I don’t usually pay attention to exchange rates on a daily basis. However, being in Europe for the last month, I’ve been watching the U.S. dollar rate versus the euro.
The euro has dropped from US$1.13 to US$1.115 since I arrived about four weeks ago.
The difference of a penny-and-a-half—or a bit less than 1.5%—isn’t going to change anyone’s lifestyle day to day, but, if you’re considering a property purchase, 1.5% can start to look like real money.
While it’s impossible to time a real estate purchase based on currency values, if you’re in the market for a property in Europe, you could think about dollar cost averaging your euros and exchanging some dollars today, while the euro is at its weakest point since the summer of 2017.
My point is that the current dollar-euro rate is presenting an opportunity that you should act on if you have any euro intentions.
This is not the same thing as waiting for a currency to hit some personal ideal exchange rate before pulling the trigger on a property purchase.
That strategy can backfire on you in two ways.
First, who’s to say that the exchange rate will ever hit the arbitrary target? The rate you decide you want might never materialize.
Meantime, while you’re waiting for that exchange rate to strike, real estate values in the market where you’re looking to buy can be appreciating… so that, even if the exchange rate you’re waiting for comes to pass, you could end up paying more for your property in dollar terms.
In 2011, I bought an apartment in Medellín, Colombia.
A reader wrote in at the time to tell me I was stupid to be buying property in Colombia at the then exchange rate of around 1,800 pesos to US$1. He was going to wait to buy until the exchange rate hit his target of 3,000 to the dollar.
More than four years later, the peso finally fell to 3,000 to US$1. However, property values in Medellín had risen 40% or more in the same time frame. If the guy who’d written in to chastise me was still looking at property in Medellin in 2015, when the exchange rate hit his target, he would have been able to buy a property for maybe 10% less in U.S. dollar terms than he could have in 2011.
And he’d missed out on four years of use and/or rental return.
For me, the exchange rate didn’t matter. I saw Medellín as a buy… a market I wanted in on. I found and purchased an apartment that we still own. In the eight years since, the value in peso terms has at least tripled. In U.S. dollar terms, it’s a double.

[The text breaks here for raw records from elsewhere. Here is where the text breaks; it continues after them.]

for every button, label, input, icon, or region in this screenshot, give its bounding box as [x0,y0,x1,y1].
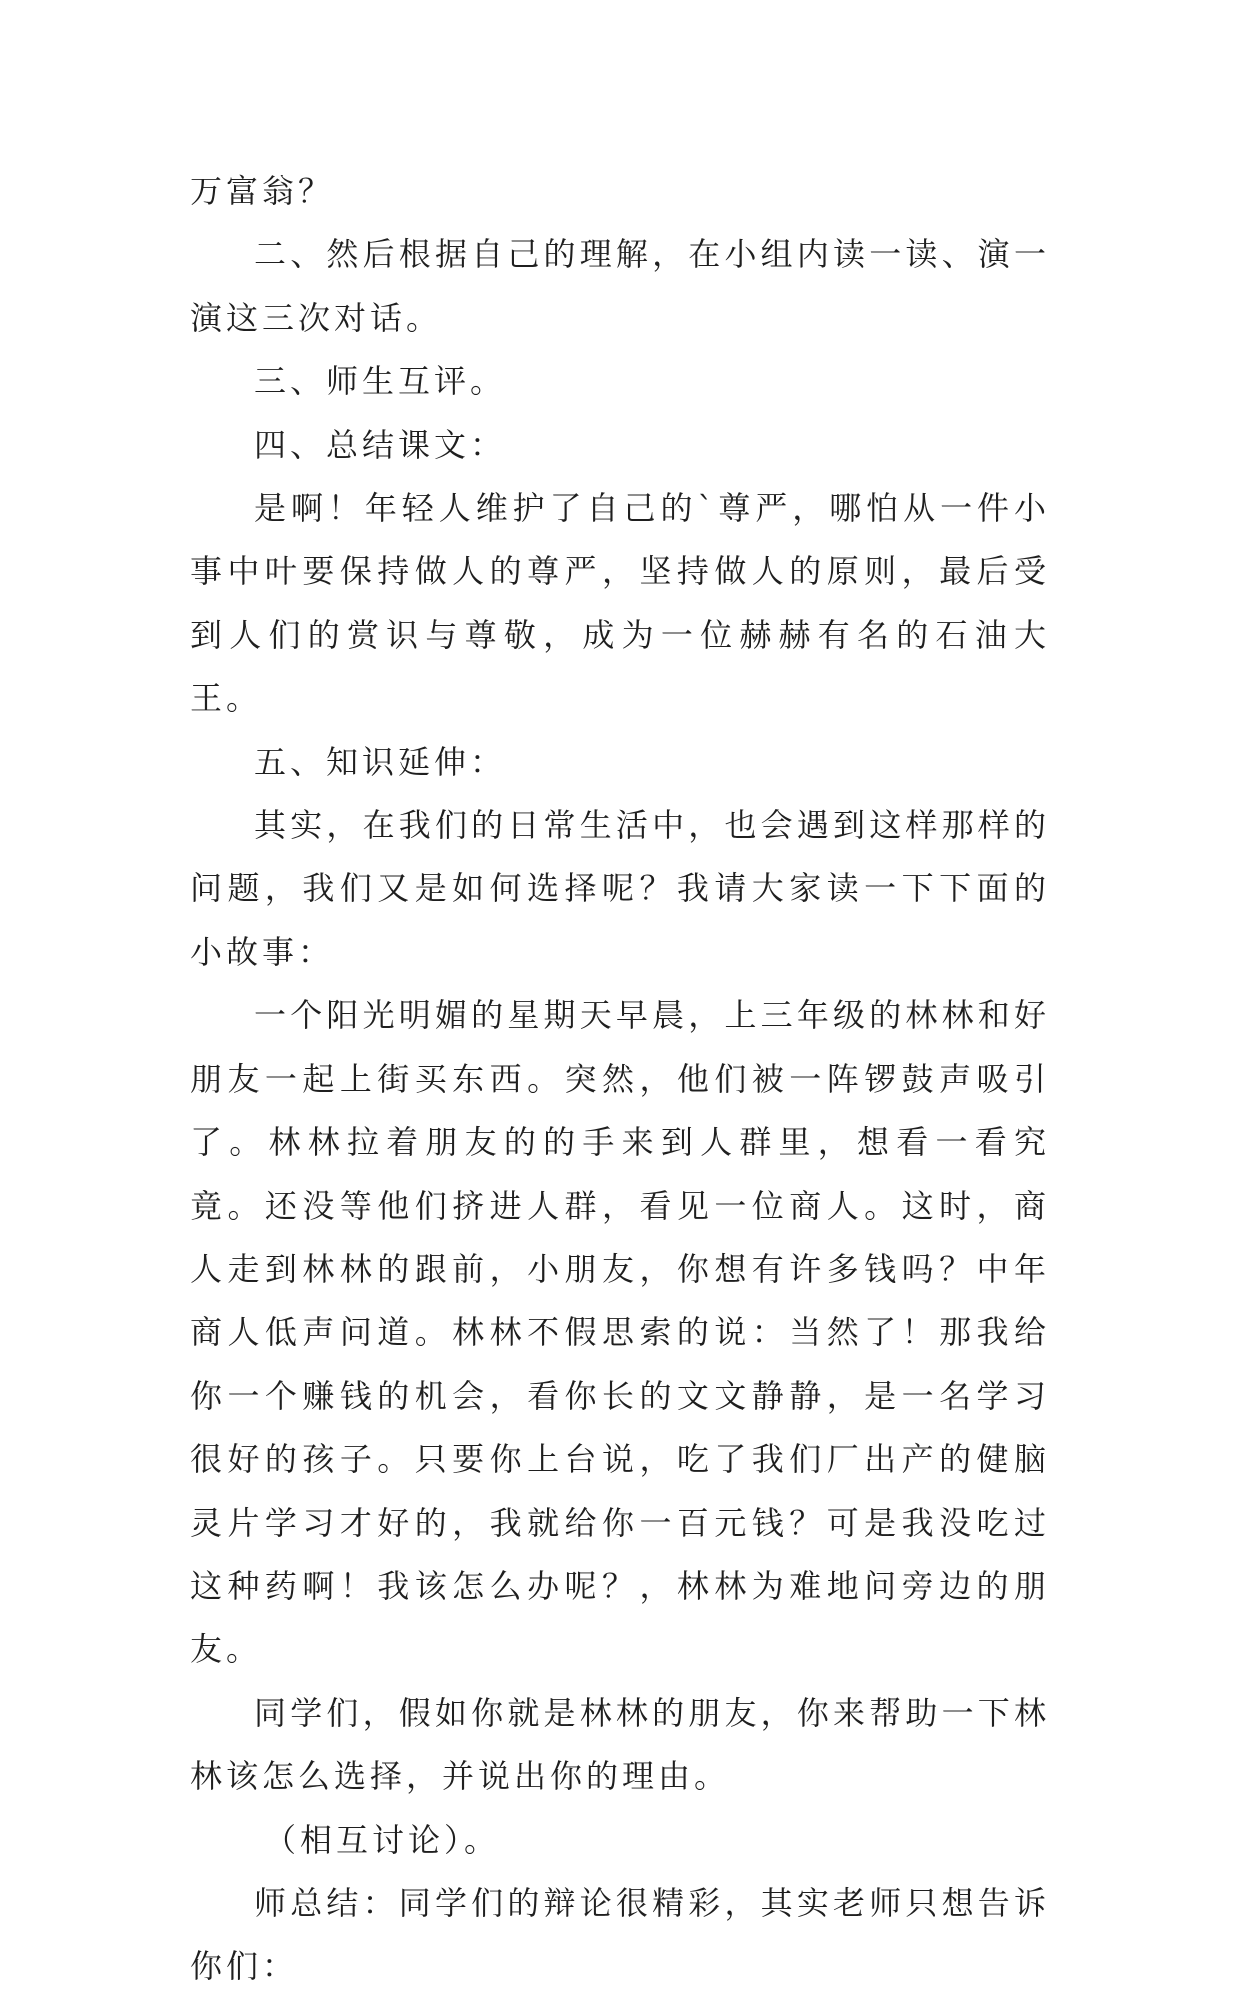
paragraph-teacher-summary: 师总结：同学们的辩论很精彩，其实老师只想告诉你们： [190,1883,1050,1986]
paragraph-step-three: 三、师生互评。 [254,362,507,401]
paragraph-story: 一个阳光明媚的星期天早晨，上三年级的林林和好朋友一起上街买东西。突然，他们被一阵锣鼓声吸引了。林林拉着朋友的的手来到人群里，想看一看究竟。还没等他们挤进人群，看见一位商人。这时，商人走到林林的跟前，小朋友，你想有许多钱吗？中年商人低声问道。林林不假思索的说：当然了！那我给你一个赚钱的机会，看你长的文文静静，是一名学习很好的孩子。只要你上台说，吃了我们厂出产的健脑灵片学习才好的，我就给你一百元钱？可是我没吃过这种药啊！我该怎么办呢？，林林为难地问旁边的朋友。 [190,996,1050,1669]
document-body [190,160,1050,1999]
paragraph-continuation: 万富翁？ [190,172,335,210]
paragraph-step-four: 四、总结课文： [254,425,507,464]
paragraph-summary: 是啊！年轻人维护了自己的`尊严，哪怕从一件小事中叶要保持做人的尊严，坚持做人的原则，最后受到人们的赏识与尊敬，成为一位赫赫有名的石油大王。 [190,489,1050,718]
paragraph-step-two: 二、然后根据自己的理解，在小组内读一读、演一演这三次对话。 [190,235,1050,337]
paragraph-discussion: （相互讨论）。 [264,1820,501,1859]
paragraph-step-five: 五、知识延伸： [254,742,507,781]
paragraph-extension-intro: 其实，在我们的日常生活中，也会遇到这样那样的问题，我们又是如何选择呢？我请大家读一下下面的小故事： [190,806,1050,971]
paragraph-question: 同学们，假如你就是林林的朋友，你来帮助一下林林该怎么选择，并说出你的理由。 [190,1693,1050,1796]
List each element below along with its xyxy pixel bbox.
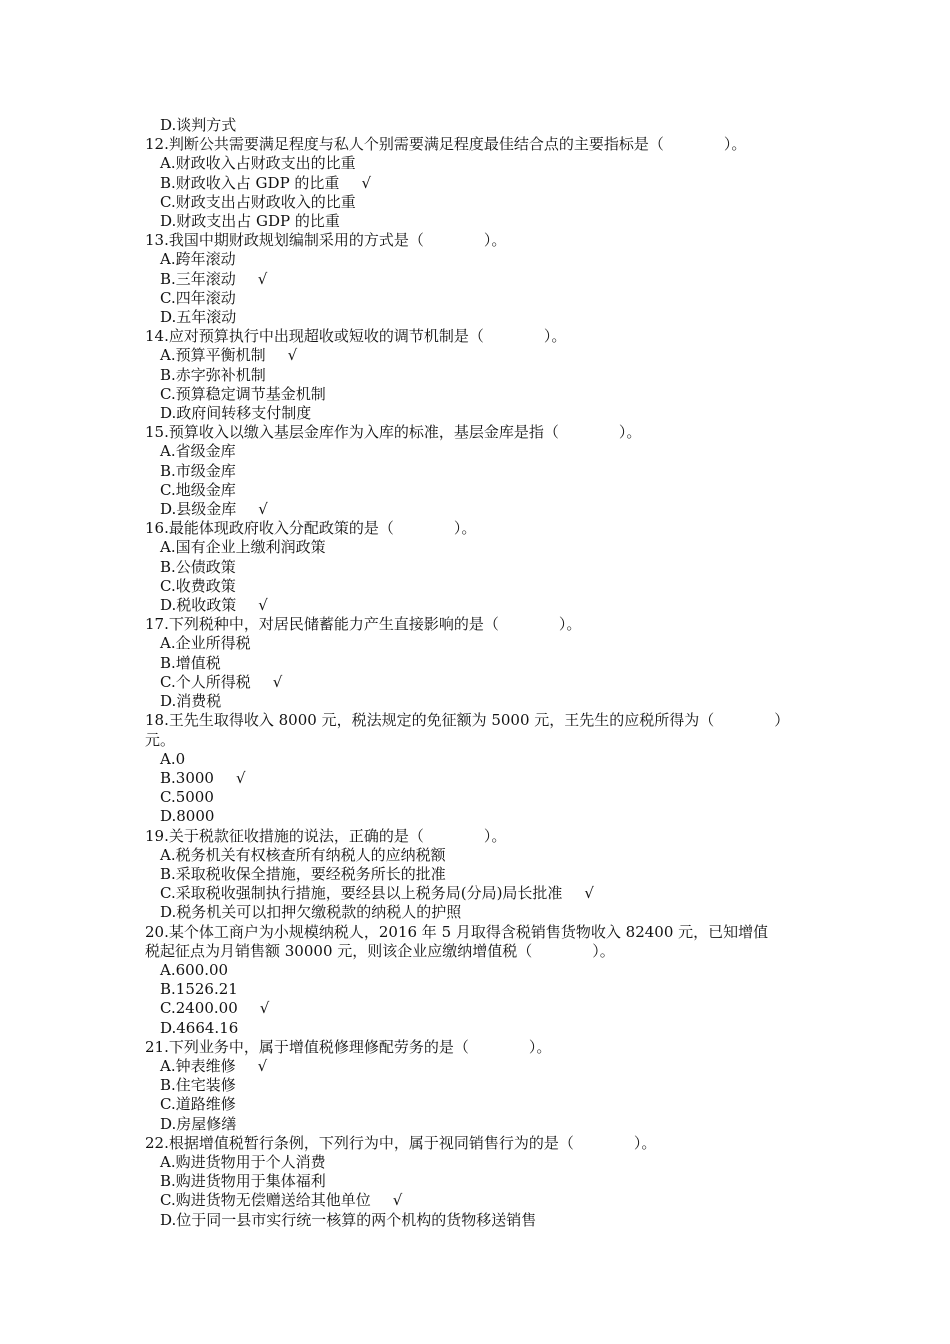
line-text: B.住宅装修 (160, 1076, 236, 1095)
line-text: 税起征点为月销售额 30000 元，则该企业应缴纳增值税（ ）。 (145, 941, 615, 960)
line-text: C.地级金库 (160, 480, 236, 499)
question-stem (145, 423, 810, 442)
exam-document (145, 116, 810, 1230)
answer-option (145, 750, 810, 769)
line-text: 13.我国中期财政规划编制采用的方式是（ ）。 (145, 231, 507, 250)
answer-option (145, 116, 810, 135)
answer-option (145, 289, 810, 308)
line-text: B.增值税 (160, 653, 221, 672)
line-text: 12.判断公共需要满足程度与私人个别需要满足程度最佳结合点的主要指标是（ ）。 (145, 135, 747, 154)
answer-option (145, 769, 810, 788)
line-text: A.省级金库 (160, 442, 236, 461)
line-text: 21.下列业务中，属于增值税修理修配劳务的是（ ）。 (145, 1037, 552, 1056)
answer-option (145, 193, 810, 212)
answer-option (145, 980, 810, 999)
correct-answer-checkmark: √ (258, 500, 268, 519)
line-text: B.市级金库 (160, 461, 236, 480)
answer-option (145, 385, 810, 404)
line-text: B.采取税收保全措施，要经税务所长的批准 (160, 864, 446, 883)
line-text: D.税务机关可以扣押欠缴税款的纳税人的护照 (160, 903, 462, 922)
answer-option (145, 1191, 810, 1210)
line-text: A.国有企业上缴利润政策 (160, 538, 326, 557)
line-text: D.4664.16 (160, 1018, 239, 1037)
line-text: A.企业所得税 (160, 634, 251, 653)
line-text: 22.根据增值税暂行条例，下列行为中，属于视同销售行为的是（ ）。 (145, 1133, 657, 1152)
answer-option (145, 654, 810, 673)
line-text: C.四年滚动 (160, 288, 236, 307)
answer-option (145, 1153, 810, 1172)
line-text: 19.关于税款征收措施的说法，正确的是（ ）。 (145, 826, 507, 845)
line-text: D.县级金库 (160, 500, 237, 519)
line-text: A.购进货物用于个人消费 (160, 1152, 326, 1171)
line-text: B.购进货物用于集体福利 (160, 1172, 326, 1191)
question-stem (145, 711, 810, 730)
answer-option (145, 308, 810, 327)
correct-answer-checkmark: √ (272, 672, 283, 691)
line-text: B.3000 (160, 768, 214, 787)
answer-option (145, 462, 810, 481)
line-text: D.五年滚动 (160, 308, 237, 327)
answer-option (145, 154, 810, 173)
line-text: D.房屋修缮 (160, 1114, 237, 1133)
answer-option (145, 212, 810, 231)
question-stem (145, 1134, 810, 1153)
answer-option (145, 673, 810, 692)
line-text: D.消费税 (160, 692, 222, 711)
line-text: A.跨年滚动 (160, 250, 236, 269)
line-text: 元。 (145, 730, 176, 749)
answer-option (145, 1076, 810, 1095)
answer-option (145, 1019, 810, 1038)
correct-answer-checkmark: √ (235, 768, 246, 787)
line-text: B.三年滚动 (160, 269, 236, 288)
line-text: B.1526.21 (160, 980, 238, 999)
answer-option (145, 174, 810, 193)
correct-answer-checkmark: √ (584, 884, 594, 903)
answer-option (145, 1172, 810, 1191)
line-text: C.预算稳定调节基金机制 (160, 384, 326, 403)
correct-answer-checkmark: √ (257, 1056, 268, 1075)
line-text: A.预算平衡机制 (160, 346, 266, 365)
answer-option (145, 788, 810, 807)
line-text: B.赤字弥补机制 (160, 365, 266, 384)
line-text: 17.下列税种中，对居民储蓄能力产生直接影响的是（ ）。 (145, 615, 582, 634)
question-stem (145, 1038, 810, 1057)
question-stem (145, 519, 810, 538)
line-text: A.财政收入占财政支出的比重 (160, 154, 356, 173)
answer-option (145, 634, 810, 653)
question-stem-continued (145, 942, 810, 961)
line-text: A.钟表维修 (160, 1056, 236, 1075)
answer-option (145, 442, 810, 461)
line-text: D.8000 (160, 807, 215, 826)
answer-option (145, 999, 810, 1018)
answer-option (145, 1057, 810, 1076)
line-text: C.购进货物无偿赠送给其他单位 (160, 1191, 371, 1210)
answer-option (145, 692, 810, 711)
line-text: D.政府间转移支付制度 (160, 404, 312, 423)
answer-option (145, 1095, 810, 1114)
answer-option (145, 865, 810, 884)
answer-option (145, 1115, 810, 1134)
answer-option (145, 366, 810, 385)
answer-option (145, 807, 810, 826)
answer-option (145, 270, 810, 289)
answer-option (145, 500, 810, 519)
correct-answer-checkmark: √ (258, 596, 268, 615)
line-text: D.谈判方式 (160, 116, 237, 134)
answer-option (145, 846, 810, 865)
line-text: C.2400.00 (160, 999, 238, 1018)
question-stem-continued (145, 731, 810, 750)
line-text: C.采取税收强制执行措施，要经县以上税务局(分局)局长批准 (160, 884, 563, 903)
line-text: A.税务机关有权核查所有纳税人的应纳税额 (160, 845, 446, 864)
line-text: 15.预算收入以缴入基层金库作为入库的标准，基层金库是指（ ）。 (145, 423, 642, 442)
line-text: C.5000 (160, 788, 214, 807)
correct-answer-checkmark: √ (257, 269, 268, 288)
line-text: C.财政支出占财政收入的比重 (160, 192, 356, 211)
line-text: 20.某个体工商户为小规模纳税人，2016 年 5 月取得含税销售货物收入 82400 元，已知增值 (145, 922, 769, 941)
line-text: C.收费政策 (160, 576, 236, 595)
answer-option (145, 961, 810, 980)
answer-option (145, 538, 810, 557)
answer-option (145, 1211, 810, 1230)
line-text: 18.王先生取得收入 8000 元，税法规定的免征额为 5000 元，王先生的应税所得为（ ） (145, 711, 790, 730)
line-text: C.个人所得税 (160, 672, 251, 691)
line-text: D.财政支出占 GDP 的比重 (160, 212, 340, 231)
correct-answer-checkmark: √ (259, 999, 270, 1018)
line-text: A.0 (160, 749, 186, 768)
question-stem (145, 827, 810, 846)
line-text: 14.应对预算执行中出现超收或短收的调节机制是（ ）。 (145, 327, 567, 346)
answer-option (145, 404, 810, 423)
question-stem (145, 231, 810, 250)
answer-option (145, 558, 810, 577)
question-stem (145, 135, 810, 154)
answer-option (145, 481, 810, 500)
correct-answer-checkmark: √ (287, 346, 298, 365)
question-stem (145, 923, 810, 942)
line-text: 16.最能体现政府收入分配政策的是（ ）。 (145, 519, 477, 538)
answer-option (145, 903, 810, 922)
answer-option (145, 884, 810, 903)
answer-option (145, 577, 810, 596)
answer-option (145, 250, 810, 269)
answer-option (145, 596, 810, 615)
line-text: B.财政收入占 GDP 的比重 (160, 173, 340, 192)
question-stem (145, 615, 810, 634)
line-text: A.600.00 (160, 960, 229, 979)
question-stem (145, 327, 810, 346)
line-text: C.道路维修 (160, 1095, 236, 1114)
answer-option (145, 346, 810, 365)
correct-answer-checkmark: √ (392, 1191, 403, 1210)
line-text: B.公债政策 (160, 557, 236, 576)
correct-answer-checkmark: √ (361, 173, 371, 192)
line-text: D.位于同一县市实行统一核算的两个机构的货物移送销售 (160, 1210, 537, 1229)
line-text: D.税收政策 (160, 596, 237, 615)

And, meantime, I have had use of the property all these years and could have had rental income.
In 2015, I bought an apartment in Lagos, Portugal. The euro-dollar exchange rate at the time was at a 12-year low. I didn’t buy the property because the euro was weak, but, rather, again, because this was a market I wanted in on and I’d found an undervalued property in a location I liked.
Today, that property is worth twice what I paid for it in euro terms.
When buying a piece of real estate in a foreign market, you’re making two investments.
You’re investing in the property, of course… but you’re also investing in the local currency. Wait for the price of one or the other to be where you decide you want it to be, and the other can go against you.
That’s why I focus on the real estate piece of the equation when making my purchase decisions.
Real estate is a long-term investment. Currencies go up and down every day over longer up-and-down cycles. Pick real estate markets where you want to own for the long haul and buy when prices are good.
This means buying in places where you plan on spending time… which brings me back to Europe.
I spend several months a year in the euro zone. While I have euro-based assets, the current income from those assets doesn’t cover my annual euro spending (well, it might cover mine, but it doesn’t cover my wife’s).
Therefore, I’m looking for more euro-based investments.
With the euro at a two-year low against the Greenback, moving some dollars into euros now in preparation for my next euro investment (or even stockpiling spending money) makes sense.
Could the euro drop further? Of course.
Does anyone know if or when that will happen? No.
In the history of the euro, it cost less than a U.S. dollar from January 2000 to mid-2002. I’d love to see that level again. What an opportunity that would present for stocking up on euros and euro-denominated investments.
However, wanting to see the euro worth less than a dollar is not the same as deciding I’m going to wait to make another euro investment until the euro is worth less than a dollar. That’d be foolish.
Instead, I’m sending extra dollars to Europe this week… and I have someone looking for farms for me in Portugal. With the dollar up
1.5%, I can consider slightly larger properties for purchase.
If you don’t have a bank account where you can store your euros, I recommend a moneycorp account. This would give you a short-term place to keep euros. And using moneycorp to make the exchange, you’ll get an excellent rate.
For holding euros longer term, you could look into an account with Barclay’s International in the U.K. They require a minimum account balance of 25,000 pounds.
However, more to the point, last I spoke with them they were still opening accounts for Americans over the phone. The process takes about an hour.